Myth: Avoid All Fats
While many people seek to improve their health by sticking to low-fat diets, our body needs fat to work correctly and absorb nutrients, such as vitamins D, A, E, and K. In fact, low-fat and nonfat foods may be worse for you, as many of these items have more sugar than the full-fat versions.
Instead of cutting out fats completely, try incorporating foods with healthy fats, such as nuts, fish, and avocados, into your diet to reduce the risk of heart disease and stroke.
Myth: Gluten-Free Diets Are Healthier
Gluten is a protein in grains like wheat, rye, and barley. In recent years, there has been a surge of gluten-free products on the market, which is terrific for people with celiac disease or gluten sensitivity. However, unless you fall into those categories, gluten is not intrinsically unhealthy.
Cutting gluten out of your diet means eliminating several sources of complex carbohydrates. Many gluten-free foods are also less healthy than ones with gluten — manufacturers often add extra salt, sugar, or refined carbs to gluten-free foods to make their taste and texture more like the original versions.
Myth: Eating Eggs Isn’t Good for Your Health
Until 2015, the U.S. Dietary Guidelines for Americans recommended people reduce their consumption of eggs to lower cholesterol. While it’s true that egg yolks contain cholesterol, eating eggs isn’t linked to elevated cholesterol levels. In fact, eggs offer numerous health benefits, such as lowering blood pressure and the risk of type 2 diabetes. Eggs also contain valuable omega-3 fatty acids, proteins, and antioxidants.
Myth: Drinking Coffee Is Bad for You
Coffee’s questionable nutritional reputation is understandable. From 1991 to 2016, the World Health Organization categorized it as a potential carcinogen. Yet it turns out that coffee is not only safe to drink when consumed in moderation — around 2 to 5 cups per day — but this level of consumption can be good for you.

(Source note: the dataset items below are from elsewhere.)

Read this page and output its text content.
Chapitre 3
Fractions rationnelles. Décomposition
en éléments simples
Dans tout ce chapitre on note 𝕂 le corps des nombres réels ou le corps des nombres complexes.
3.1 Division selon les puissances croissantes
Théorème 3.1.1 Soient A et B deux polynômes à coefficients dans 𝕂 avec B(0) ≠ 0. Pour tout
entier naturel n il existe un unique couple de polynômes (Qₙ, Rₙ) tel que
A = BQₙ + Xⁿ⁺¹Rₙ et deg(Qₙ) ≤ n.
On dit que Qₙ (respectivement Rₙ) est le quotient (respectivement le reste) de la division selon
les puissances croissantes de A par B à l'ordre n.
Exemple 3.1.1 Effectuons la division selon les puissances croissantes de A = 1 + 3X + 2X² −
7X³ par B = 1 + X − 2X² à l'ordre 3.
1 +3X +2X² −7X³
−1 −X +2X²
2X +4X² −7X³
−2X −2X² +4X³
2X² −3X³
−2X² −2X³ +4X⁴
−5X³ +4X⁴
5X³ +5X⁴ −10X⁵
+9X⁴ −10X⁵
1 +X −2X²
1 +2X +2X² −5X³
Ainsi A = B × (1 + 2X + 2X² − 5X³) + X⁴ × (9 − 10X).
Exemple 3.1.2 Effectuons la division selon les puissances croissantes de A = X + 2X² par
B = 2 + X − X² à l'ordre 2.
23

Moderate coffee drinking is associated with lowered risks for conditions such as gallstones, depression, Parkinson’s disease, and heart disease. Coffee is also a source of vitamin B-2 and magnesium. If you’re sensitive to caffeine or simply don’t want to risk caffeinated coffee affecting your blood pressure, decaf has the same benefits.
Myth: Fresh Produce Is Better for You Than Frozen
It turns out that eating frozen or canned fruits and veggies is just as good — or perhaps even better — than fresh produce. Produce is usually frozen right after harvest when nutrients are at their peak. In contrast, nutrient levels can drop in the time it takes for fresh fruits and vegetables to go from the fields to your plate. While canned produce may have added salt and sugar, rinsing them can lower the amount of these less healthy ingredients.
Myth: Dairy Products Are Unhealthy
Yes, dairy products can contain saturated fat. However, that doesn’t mean they’re always unhealthy. Milk, yogurt, and cheese are loaded with calcium and protein, and the American Heart Association approves of adults having two to three servings a day of fat-free or low-fat dairy products.
Yogurt is the best form of dairy due to its healthy probiotic bacteria. (A lot of yogurts have added sugar, though, so make sure to read the label before buying.) Vitamin D is regularly added to milk, making skim milk a great way to get several valuable nutrients. And because cheese is made from milk, it has the same added health benefits. Cheese also protects your teeth from cavities.